進む高齢化 藤田保衛大が一役 団地に「保健室」 見守る

■URと協力 豊明に開所

 住民の高齢化が進む愛知県豊明市の豊明団地で、空き店舗を活用し、近くにある藤田保健衛生大の保健師ら医療スタッフが常駐する「ふじた まちかど保健室」が24日、オープンした。大学が団地を管理する都市再生機構(UR)と提携し、職員や学生が団地に住んで住民の健康管理を支援する全国でも珍しい試みだ。この日の開所式では、関係者が「地域の医療福祉の拠点に」と期待をふくらませた。(社会部・中崎裕)

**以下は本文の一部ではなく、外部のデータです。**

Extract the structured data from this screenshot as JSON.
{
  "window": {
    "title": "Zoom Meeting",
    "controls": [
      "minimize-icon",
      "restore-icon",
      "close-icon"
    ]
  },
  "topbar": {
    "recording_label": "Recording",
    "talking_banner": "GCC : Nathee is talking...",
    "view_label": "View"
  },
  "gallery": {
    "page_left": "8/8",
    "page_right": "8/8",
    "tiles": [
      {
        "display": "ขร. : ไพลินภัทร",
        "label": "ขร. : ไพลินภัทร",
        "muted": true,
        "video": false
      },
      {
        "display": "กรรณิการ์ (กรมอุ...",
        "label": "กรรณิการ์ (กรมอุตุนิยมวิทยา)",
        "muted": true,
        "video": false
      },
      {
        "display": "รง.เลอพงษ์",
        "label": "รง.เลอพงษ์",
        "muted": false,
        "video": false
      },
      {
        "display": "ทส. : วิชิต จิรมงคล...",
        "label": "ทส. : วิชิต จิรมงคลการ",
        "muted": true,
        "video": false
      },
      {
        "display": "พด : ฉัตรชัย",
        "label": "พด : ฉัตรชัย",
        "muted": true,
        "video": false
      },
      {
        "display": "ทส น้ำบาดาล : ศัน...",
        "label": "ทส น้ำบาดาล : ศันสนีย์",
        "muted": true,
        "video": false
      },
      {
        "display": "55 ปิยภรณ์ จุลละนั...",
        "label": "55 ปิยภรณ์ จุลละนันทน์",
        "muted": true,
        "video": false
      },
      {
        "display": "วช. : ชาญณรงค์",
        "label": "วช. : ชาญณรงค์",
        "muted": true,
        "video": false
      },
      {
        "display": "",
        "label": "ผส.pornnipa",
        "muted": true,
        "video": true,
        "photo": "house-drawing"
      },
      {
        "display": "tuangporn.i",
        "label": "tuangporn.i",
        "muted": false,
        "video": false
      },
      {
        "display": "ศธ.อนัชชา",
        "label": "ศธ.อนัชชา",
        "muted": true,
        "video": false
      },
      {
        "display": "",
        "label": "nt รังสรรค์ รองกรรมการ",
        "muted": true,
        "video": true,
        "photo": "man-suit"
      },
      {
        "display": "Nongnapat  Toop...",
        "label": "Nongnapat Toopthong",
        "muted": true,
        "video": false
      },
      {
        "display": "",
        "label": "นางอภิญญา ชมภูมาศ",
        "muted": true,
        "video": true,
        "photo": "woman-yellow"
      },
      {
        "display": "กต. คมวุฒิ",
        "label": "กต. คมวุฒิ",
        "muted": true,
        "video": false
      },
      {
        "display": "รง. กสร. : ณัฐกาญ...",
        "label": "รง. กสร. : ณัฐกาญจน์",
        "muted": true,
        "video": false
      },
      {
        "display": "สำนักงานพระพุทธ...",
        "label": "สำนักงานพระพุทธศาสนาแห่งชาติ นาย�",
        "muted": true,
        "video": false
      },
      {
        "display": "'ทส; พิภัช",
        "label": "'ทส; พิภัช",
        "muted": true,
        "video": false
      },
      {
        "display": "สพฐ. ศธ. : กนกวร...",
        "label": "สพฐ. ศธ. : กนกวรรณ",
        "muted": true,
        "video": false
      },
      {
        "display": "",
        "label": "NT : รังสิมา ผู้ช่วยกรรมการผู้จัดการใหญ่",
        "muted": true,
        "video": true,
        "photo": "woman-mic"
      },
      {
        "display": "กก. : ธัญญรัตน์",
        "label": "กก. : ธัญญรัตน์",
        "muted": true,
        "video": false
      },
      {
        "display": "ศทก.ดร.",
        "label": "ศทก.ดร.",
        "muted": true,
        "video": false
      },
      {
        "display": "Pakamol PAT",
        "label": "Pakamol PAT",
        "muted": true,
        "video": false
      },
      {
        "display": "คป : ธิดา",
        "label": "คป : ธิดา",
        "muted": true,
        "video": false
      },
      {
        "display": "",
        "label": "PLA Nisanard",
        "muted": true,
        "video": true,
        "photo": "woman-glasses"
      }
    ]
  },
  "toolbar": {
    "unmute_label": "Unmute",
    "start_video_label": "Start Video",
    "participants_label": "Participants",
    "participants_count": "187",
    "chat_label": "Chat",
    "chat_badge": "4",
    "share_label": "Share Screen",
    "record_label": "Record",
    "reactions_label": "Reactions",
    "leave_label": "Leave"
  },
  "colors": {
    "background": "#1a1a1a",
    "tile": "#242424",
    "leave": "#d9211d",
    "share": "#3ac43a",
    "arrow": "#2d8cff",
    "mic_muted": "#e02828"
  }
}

 団地のすぐ隣にある藤田保健衛生大病院は、一昨年から、地域の医療や介護を支援する地域包括ケア中核センターをつくり在宅医療に力を入れてきた。取り組みの延長として、団地に住む人たちの健康づくりに一役買おうと、保健師や看護師、薬剤師らが日替わりで団地内に常駐する「前線基地」をつくることを決めた。お年寄りの健康相談や子育て相談に応じ、認知症の予防教室などを開くほか、家に閉じこもりがちなお年寄りには自宅訪問もする予定だ。

 高度成長期に多くが造られたURの団地は、各地で高齢化問題を抱える。1971年ごろに建設され、55棟が並ぶ豊明団地も、住人約4000人のうち約1100人が65歳以上。しかも、270人以上は独り暮らしだ。

 独居や要介護者を抱える高齢者は、家に閉じこもりがちになり、体の不調や認知症などに陥りやすい。団地自治会の副会長で民生委員の糸魚川幸江さん(65)は「一人で悩んでいるとき、保健室が外に出るきっかけになれば」と期待する。

 大学側は学生が高齢者の生活や地域医療の実践を学ぶ場としても位置付ける。URが若者向けに人気家具メーカーと協力して部屋を改装するなどし、エレベーターのない建物の上層階に学生16人が入居。地域活動にも参加してもらい、住民と一体化することでお年寄りの生活状況を深く理解してもらうのが狙いだ。

 開所式で同大地域包括ケア中核センター長の金田嘉清副学長は「医療と介護を知る学生を育て、社会に送り出したい」と強調。大学を運営する学校法人藤田学園の小野雄一郎理事長は「地域と信頼関係を築き、全国のモデルとなる地域医療福祉拠点にしていきたい」と期待を込めた。

 開所式の後は、保健室スタッフの薬剤師による手品ショーも。早速、団地のお年寄りたちが集まり、手品に驚きの声を上げたり笑ったりして刺激を受けていた。今後も日替わりで高血圧や薬の正しい飲み方、「あたまの体操」などの講座を開いていく。